Als de jonge bomen niet naar het water kunnen gaan met hun wortels, moet het water naar de jonge bomen gaan. De manier waarop is evenwel nog geen uitgemaakte zaak. Het slaan van een waterput om zo water op te pompen is niet evident als je om de 2-3 jaar van perceel verandert. Water moet dus aangebracht worden. “Het inzetten van een loonwerker om grote haspels te voeden is één oplossing. Maar het vraagt enorm veel water en het is in langere periodes van droogte eigenlijk onbetaalbaar. Een tweede optie is om te werken met T-tapes, druppelslangen. Dat is veel efficiënter naar waterverbruik, maar dat vraagt dan weer veel inzet van extra arbeid om alles af te rollen en aan te koppelen”, zo wikt Florent zijn opties. “Eerlijk gezegd zijn we er nog niet uit welke van de twee opties de beste is. Afhankelijk van de specifieke omstandigheden doen we het een of het andere. Hoofdzaak is dát het water er komt, want op vlak van kwaliteit willen we geen toegevingen doen.”
Schoffelen voor vocht
Het bedrijf produceert jaarlijks zo’n 100.000 fruitbomen voor de biologische fruitbouw. Die biologische productie was een van de factoren om fors te investeren in portaaltrekkers om over de bomen te kunnen rijden om zo bijvoorbeeld aan mechanische onkruidbestrijding te kunnen doen. “De strijd tegen ziekten en onkruid is niet altijd even makkelijk in de biologische fruitboomteelt, maar we hebben er al veel uit geleerd. Ik ben ervan overtuigd dat we door het voortdurend wegvallen van middelen steeds meer technieken uit de biologische boomkwekerij in het conventionele gedeelte zullen gebruiken. Het schoffelen tegen onkruid zorgt er bijvoorbeeld voor dat het vocht beter behouden blijft in de bodem.”

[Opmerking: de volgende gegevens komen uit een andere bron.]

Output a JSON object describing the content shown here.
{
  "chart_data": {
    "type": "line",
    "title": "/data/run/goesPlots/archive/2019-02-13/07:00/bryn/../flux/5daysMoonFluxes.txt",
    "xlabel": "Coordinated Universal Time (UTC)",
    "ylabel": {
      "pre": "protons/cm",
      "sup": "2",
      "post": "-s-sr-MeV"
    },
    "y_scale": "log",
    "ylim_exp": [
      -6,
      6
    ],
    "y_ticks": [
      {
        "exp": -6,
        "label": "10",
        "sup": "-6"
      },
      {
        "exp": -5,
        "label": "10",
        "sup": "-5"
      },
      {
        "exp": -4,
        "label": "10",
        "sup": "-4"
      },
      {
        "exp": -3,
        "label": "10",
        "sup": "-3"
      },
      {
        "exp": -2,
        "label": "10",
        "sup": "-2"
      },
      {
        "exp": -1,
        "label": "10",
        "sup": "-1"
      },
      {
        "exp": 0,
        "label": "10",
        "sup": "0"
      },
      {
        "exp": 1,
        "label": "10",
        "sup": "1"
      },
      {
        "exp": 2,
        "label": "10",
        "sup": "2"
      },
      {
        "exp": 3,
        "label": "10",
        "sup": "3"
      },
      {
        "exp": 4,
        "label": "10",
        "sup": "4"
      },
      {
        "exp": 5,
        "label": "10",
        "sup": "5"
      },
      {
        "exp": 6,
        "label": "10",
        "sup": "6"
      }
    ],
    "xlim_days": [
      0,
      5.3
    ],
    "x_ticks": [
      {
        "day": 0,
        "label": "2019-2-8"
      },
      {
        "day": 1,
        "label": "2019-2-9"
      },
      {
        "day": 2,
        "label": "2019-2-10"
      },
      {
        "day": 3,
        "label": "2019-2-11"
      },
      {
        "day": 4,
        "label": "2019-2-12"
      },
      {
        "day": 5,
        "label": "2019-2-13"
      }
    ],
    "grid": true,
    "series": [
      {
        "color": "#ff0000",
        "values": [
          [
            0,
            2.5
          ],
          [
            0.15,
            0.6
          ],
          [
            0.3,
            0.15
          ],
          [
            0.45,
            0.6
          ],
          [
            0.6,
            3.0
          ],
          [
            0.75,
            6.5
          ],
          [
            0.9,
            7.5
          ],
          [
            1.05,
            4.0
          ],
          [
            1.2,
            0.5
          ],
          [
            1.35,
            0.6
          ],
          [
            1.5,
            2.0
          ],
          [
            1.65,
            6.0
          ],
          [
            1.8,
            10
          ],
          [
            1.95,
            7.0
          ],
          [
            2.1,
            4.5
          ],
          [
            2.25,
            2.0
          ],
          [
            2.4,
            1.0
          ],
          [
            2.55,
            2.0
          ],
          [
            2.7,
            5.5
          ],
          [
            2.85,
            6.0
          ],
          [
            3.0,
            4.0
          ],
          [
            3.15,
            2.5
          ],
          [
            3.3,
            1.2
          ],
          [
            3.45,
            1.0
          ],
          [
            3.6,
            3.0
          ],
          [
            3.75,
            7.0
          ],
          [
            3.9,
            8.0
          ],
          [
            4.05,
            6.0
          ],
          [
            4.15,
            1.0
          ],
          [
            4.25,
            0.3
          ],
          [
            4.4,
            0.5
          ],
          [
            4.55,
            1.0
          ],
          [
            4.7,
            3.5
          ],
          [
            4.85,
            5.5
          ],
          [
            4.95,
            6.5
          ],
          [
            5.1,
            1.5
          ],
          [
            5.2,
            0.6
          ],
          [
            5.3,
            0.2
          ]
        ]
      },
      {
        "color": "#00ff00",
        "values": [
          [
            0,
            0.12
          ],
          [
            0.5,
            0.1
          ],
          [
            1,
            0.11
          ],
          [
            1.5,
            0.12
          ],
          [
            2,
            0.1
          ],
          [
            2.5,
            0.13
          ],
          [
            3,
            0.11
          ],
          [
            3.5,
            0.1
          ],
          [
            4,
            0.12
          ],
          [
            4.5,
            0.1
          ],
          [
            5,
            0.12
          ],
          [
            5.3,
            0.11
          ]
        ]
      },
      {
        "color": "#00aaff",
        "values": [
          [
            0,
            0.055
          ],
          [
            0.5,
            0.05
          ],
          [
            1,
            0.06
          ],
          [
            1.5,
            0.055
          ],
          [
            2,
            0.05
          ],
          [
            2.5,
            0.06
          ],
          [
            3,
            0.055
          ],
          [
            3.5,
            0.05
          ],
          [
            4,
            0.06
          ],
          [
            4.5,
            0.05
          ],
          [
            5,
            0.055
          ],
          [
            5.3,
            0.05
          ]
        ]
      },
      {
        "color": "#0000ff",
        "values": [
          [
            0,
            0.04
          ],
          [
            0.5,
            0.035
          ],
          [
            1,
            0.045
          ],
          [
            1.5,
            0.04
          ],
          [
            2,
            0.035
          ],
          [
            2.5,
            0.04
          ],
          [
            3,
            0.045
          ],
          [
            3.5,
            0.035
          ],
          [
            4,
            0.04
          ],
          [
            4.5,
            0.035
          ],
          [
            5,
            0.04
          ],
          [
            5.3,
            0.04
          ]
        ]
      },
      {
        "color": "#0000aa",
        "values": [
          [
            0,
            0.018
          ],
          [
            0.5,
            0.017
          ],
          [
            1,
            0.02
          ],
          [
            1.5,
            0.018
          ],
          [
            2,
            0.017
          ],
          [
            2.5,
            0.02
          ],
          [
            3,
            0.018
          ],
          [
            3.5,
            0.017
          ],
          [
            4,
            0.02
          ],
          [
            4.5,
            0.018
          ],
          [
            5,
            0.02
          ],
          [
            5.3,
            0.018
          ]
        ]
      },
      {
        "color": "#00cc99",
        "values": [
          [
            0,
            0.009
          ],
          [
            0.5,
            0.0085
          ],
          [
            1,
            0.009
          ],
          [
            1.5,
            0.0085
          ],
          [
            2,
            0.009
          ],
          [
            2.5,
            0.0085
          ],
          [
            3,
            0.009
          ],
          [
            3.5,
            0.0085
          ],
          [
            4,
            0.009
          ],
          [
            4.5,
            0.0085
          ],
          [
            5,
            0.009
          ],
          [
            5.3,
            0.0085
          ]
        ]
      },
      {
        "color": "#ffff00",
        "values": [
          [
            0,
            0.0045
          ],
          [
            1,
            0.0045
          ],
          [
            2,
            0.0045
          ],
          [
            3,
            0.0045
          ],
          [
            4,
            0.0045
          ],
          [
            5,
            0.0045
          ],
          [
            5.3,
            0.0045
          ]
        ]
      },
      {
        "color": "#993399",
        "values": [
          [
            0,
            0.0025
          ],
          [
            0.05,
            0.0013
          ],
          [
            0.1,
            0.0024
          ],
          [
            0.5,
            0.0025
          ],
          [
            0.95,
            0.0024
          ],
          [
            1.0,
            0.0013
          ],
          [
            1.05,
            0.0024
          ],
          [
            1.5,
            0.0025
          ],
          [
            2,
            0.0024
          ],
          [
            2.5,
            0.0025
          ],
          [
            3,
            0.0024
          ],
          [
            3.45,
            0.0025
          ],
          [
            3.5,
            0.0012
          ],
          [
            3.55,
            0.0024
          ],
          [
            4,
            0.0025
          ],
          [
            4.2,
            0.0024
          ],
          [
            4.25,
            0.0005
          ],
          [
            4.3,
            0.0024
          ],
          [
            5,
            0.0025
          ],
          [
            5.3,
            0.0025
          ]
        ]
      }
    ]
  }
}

Verder kan ook de verhoogde aandacht voor de bodem in de biologische landbouw een inspiratie zijn. “De ondervinding is dat de structuur van de grond veel belangrijker is dan de laatste eenheden stikstof. Via de inzaai van een groenbemester, en het gebruik van stalmest of champost proberen we in een goede basis te voorzien voor de teelt. Water kan je nog aanbrengen, maar de bodem moet vanaf het begin goed zitten”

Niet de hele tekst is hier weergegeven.